Morgan was the subject of a semi-biographical stage play written by her son, George. The play, Rocket Girl, was produced by Theater Arts at California Institute of Technology (TACIT), directed by Brian Brophy, and was performed at the California Institute of Technology (Caltech) in Pasadena, California on November 17, 2008. Her son admitted that he knew surprisingly little about his mother's life and work when she died, as she worked in an industry connected to defense and national security, and was limited in what she could discuss. Due to her great avoidance of celebrity attention and status, she never did any interviews in her career or during retirement. She had erased herself from existence so much that when her son George Morgan tried to write an obituary in the Los Angeles Times following her 2004 death, there wasn’t enough information to verify her existence. The newspaper couldn’t publish it. George created a blog to learn more about his mother and collect as much information as he could.
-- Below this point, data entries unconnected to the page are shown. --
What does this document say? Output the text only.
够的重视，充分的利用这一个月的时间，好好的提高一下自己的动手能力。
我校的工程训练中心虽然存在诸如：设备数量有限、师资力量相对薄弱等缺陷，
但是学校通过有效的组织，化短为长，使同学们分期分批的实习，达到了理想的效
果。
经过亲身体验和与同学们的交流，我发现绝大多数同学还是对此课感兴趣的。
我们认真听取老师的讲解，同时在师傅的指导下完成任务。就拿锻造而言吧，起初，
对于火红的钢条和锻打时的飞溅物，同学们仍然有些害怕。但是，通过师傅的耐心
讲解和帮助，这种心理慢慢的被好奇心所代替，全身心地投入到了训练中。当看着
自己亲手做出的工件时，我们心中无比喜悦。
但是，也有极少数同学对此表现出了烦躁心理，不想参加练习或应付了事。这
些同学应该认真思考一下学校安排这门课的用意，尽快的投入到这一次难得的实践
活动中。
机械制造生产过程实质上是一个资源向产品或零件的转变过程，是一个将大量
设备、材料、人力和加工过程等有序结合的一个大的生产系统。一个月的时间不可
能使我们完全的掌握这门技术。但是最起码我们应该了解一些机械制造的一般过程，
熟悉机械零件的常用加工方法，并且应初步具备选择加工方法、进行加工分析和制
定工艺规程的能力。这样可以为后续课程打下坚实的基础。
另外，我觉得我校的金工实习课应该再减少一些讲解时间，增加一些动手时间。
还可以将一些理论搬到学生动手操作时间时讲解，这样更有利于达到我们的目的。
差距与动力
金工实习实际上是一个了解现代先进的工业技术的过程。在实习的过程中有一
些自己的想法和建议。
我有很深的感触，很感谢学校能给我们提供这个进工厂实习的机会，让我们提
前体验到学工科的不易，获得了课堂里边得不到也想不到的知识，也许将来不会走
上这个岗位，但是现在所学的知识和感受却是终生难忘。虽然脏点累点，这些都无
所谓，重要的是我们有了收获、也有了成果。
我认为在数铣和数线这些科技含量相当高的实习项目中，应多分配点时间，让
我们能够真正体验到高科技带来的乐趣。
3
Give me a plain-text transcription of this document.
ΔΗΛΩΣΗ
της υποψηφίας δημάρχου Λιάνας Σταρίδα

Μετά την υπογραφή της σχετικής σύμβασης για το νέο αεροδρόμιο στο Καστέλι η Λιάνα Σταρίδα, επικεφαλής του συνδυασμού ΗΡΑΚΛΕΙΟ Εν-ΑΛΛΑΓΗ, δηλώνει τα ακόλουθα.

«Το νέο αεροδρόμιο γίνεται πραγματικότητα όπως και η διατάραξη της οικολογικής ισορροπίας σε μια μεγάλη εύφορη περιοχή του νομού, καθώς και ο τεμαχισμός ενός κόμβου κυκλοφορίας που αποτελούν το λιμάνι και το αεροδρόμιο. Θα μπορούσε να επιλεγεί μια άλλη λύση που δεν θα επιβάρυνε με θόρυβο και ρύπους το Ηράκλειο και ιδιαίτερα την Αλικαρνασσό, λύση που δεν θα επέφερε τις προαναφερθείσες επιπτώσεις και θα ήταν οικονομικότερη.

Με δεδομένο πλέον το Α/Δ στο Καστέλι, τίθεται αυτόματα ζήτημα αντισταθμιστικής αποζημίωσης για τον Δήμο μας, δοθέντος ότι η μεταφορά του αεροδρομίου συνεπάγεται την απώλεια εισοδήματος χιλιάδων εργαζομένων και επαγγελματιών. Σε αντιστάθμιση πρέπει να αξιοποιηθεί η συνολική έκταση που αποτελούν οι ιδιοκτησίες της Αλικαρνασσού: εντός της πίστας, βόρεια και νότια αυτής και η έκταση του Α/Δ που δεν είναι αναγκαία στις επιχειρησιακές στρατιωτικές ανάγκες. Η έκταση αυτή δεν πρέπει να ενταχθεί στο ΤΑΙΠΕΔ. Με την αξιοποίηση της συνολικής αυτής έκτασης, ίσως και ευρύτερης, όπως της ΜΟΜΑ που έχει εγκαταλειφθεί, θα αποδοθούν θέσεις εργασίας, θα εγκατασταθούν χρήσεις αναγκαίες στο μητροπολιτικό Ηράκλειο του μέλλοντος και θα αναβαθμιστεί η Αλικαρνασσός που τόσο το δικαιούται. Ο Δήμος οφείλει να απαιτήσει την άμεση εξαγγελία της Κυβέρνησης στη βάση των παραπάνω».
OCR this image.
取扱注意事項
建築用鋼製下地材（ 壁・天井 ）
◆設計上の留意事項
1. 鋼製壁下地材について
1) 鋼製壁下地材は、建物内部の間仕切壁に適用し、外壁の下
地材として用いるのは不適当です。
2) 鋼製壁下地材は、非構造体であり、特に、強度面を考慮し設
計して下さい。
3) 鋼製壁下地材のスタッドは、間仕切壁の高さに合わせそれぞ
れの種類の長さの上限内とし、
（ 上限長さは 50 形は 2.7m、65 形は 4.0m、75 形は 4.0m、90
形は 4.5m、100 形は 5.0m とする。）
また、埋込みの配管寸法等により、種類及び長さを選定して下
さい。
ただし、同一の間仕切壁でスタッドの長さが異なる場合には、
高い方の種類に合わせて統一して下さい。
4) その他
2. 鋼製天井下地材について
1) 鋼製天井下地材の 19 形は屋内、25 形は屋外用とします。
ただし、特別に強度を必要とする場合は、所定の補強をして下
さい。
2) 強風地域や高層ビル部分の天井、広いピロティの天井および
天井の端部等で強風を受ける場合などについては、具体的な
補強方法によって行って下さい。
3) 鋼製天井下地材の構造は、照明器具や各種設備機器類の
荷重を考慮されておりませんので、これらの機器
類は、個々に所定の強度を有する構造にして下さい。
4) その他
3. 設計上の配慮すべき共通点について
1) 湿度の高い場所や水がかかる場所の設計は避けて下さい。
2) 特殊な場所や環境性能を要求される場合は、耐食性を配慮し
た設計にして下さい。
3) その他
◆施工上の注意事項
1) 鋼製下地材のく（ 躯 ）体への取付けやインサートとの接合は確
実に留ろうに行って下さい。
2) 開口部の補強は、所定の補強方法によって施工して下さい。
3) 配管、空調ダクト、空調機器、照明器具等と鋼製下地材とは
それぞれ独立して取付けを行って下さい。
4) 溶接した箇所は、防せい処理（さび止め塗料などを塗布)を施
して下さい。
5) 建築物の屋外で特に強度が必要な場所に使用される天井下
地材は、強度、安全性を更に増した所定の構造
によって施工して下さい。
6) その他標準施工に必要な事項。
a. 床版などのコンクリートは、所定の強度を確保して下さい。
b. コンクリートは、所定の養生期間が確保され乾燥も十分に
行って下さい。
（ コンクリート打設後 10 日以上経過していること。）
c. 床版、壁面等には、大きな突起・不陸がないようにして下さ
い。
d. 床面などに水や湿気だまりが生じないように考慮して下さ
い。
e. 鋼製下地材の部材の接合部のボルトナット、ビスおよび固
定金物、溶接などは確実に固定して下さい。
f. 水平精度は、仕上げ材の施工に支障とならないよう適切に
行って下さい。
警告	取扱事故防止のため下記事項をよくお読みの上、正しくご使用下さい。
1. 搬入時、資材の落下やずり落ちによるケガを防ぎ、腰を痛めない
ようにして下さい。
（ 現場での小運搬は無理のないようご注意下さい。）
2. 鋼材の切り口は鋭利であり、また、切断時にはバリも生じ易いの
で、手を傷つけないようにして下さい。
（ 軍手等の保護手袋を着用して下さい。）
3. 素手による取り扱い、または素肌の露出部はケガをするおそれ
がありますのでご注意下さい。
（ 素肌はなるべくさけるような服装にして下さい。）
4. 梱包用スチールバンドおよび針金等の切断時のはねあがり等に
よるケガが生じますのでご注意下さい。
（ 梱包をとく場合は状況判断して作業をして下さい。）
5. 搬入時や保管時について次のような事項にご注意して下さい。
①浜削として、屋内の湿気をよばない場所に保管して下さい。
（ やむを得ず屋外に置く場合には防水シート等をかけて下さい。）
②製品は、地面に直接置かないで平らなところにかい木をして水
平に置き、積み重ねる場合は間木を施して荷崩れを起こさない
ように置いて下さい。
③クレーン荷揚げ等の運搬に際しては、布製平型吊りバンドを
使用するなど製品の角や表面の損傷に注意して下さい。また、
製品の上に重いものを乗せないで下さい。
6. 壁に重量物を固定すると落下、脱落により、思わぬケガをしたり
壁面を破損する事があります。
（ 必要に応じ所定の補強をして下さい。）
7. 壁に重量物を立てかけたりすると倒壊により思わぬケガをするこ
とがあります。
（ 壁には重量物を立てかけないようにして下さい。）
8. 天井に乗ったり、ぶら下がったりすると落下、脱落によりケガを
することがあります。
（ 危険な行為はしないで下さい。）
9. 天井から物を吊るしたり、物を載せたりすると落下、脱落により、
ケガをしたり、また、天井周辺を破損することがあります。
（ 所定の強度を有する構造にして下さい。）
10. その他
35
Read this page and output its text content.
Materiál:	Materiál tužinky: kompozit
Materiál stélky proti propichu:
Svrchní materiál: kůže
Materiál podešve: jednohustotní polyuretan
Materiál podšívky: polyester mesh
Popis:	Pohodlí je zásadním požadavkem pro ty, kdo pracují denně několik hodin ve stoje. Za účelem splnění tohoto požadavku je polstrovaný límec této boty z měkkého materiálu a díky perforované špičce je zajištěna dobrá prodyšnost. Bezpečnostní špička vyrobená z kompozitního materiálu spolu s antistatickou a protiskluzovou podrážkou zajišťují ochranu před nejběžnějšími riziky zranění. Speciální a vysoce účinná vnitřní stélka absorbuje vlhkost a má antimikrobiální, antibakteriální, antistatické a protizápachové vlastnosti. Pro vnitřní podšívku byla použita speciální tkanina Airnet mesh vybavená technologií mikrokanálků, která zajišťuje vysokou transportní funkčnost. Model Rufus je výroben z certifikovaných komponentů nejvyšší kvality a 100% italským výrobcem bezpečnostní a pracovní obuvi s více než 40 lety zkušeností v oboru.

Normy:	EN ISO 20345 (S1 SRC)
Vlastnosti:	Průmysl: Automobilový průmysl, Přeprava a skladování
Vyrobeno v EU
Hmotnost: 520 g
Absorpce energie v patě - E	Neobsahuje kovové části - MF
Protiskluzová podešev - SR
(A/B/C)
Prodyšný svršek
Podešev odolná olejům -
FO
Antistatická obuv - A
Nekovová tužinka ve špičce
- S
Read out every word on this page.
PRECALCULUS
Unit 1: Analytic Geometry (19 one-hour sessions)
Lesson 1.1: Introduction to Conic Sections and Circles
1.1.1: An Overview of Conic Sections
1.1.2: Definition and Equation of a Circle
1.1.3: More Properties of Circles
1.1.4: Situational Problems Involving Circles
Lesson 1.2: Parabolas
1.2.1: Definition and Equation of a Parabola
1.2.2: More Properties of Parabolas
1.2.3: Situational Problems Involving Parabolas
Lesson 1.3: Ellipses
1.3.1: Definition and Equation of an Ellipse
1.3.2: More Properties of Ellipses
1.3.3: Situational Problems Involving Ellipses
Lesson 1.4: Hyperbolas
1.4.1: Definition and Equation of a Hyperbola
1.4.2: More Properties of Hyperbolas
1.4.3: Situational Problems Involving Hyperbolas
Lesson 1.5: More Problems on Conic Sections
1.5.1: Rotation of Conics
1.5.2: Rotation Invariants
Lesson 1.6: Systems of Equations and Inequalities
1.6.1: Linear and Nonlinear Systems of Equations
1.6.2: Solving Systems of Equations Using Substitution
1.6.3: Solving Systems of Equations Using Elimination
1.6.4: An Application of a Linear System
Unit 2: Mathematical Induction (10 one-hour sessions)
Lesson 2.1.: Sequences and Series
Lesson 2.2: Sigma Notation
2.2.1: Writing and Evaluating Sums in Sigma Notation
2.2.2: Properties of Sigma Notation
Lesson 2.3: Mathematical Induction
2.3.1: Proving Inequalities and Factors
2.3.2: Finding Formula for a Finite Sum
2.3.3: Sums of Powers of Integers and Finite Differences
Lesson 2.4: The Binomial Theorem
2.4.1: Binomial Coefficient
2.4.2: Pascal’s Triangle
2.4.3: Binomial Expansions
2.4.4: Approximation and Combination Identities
He had built and launched homemade rockets with friends in the Arizona desert, and as he recalled, "If I'd known how much expertise in rocketry my mother had, we could have asked her for help and saved ourselves a great deal of trouble." The play was later turned into a book by the same name. The book was released in 2013 titled Rocket Girl, and subtitled, “The Story of Mary Sherman Morgan, America’s First Female Rocket Scientist”. It was particularly hard to source information due to the secrecy of the Space Race and Cold War relations.

== Innovation: Hydyne ==
In the mid-1950s, the U.S. Army Ballistic Missile Agency needed to dramatically increase the performance of the Redstone missile. Its existing propellant mixture, ethyl alcohol and water, did not provide sufficient thrust to launch a satellite into orbit. Political pressure intensified after the Soviet Union successfully launched Sputnik, heightening the urgency to achieve an American orbital launch. Engineers were constrained by time: they could not redesign the Redstone engine, so the only hope was to improve its fuel (Ouellette, 2018).

Morgan was assigned to lead the development of a new propellant. She created Hydyne, a highly energetic blend of 60% unsymmetrical dimethylhydrazine (UDMH) and 40% diethylenetriamine (DETA). This formulation delivered a significant increase in specific impulse, which was approximately 10–12% more performance compared with the Redstone’s earlier fuel mixture (Ouellette, 2018). Hydyne allowed the Redstone-derived Jupiter-C and later Juno I launch vehicles to lift heavier upper stages and payloads. Its most famous use came on January 31, 1958, when a Juno I rocket powered by Hydyne launched Explorer 1, America’s first successful satellite (Dutfield, 2021; Demming, 2021).

== The Pain Point She Solved ==
The central engineering challenge was the performance ceiling of existing U.S. hardware. The United States needed a way to reach orbit without new engines, new tanks, or new rocket designs. Morgan’s innovation directly addressed this constraint by producing a fuel that was more energetic yet compatible with the Redstone’s existing infrastructure. Hydyne increased thrust, energy density, and combustion efficiency while remaining stable enough for operational use. Her work effectively allowed a missile designed for suborbital missions to perform like an orbital launch vehicle.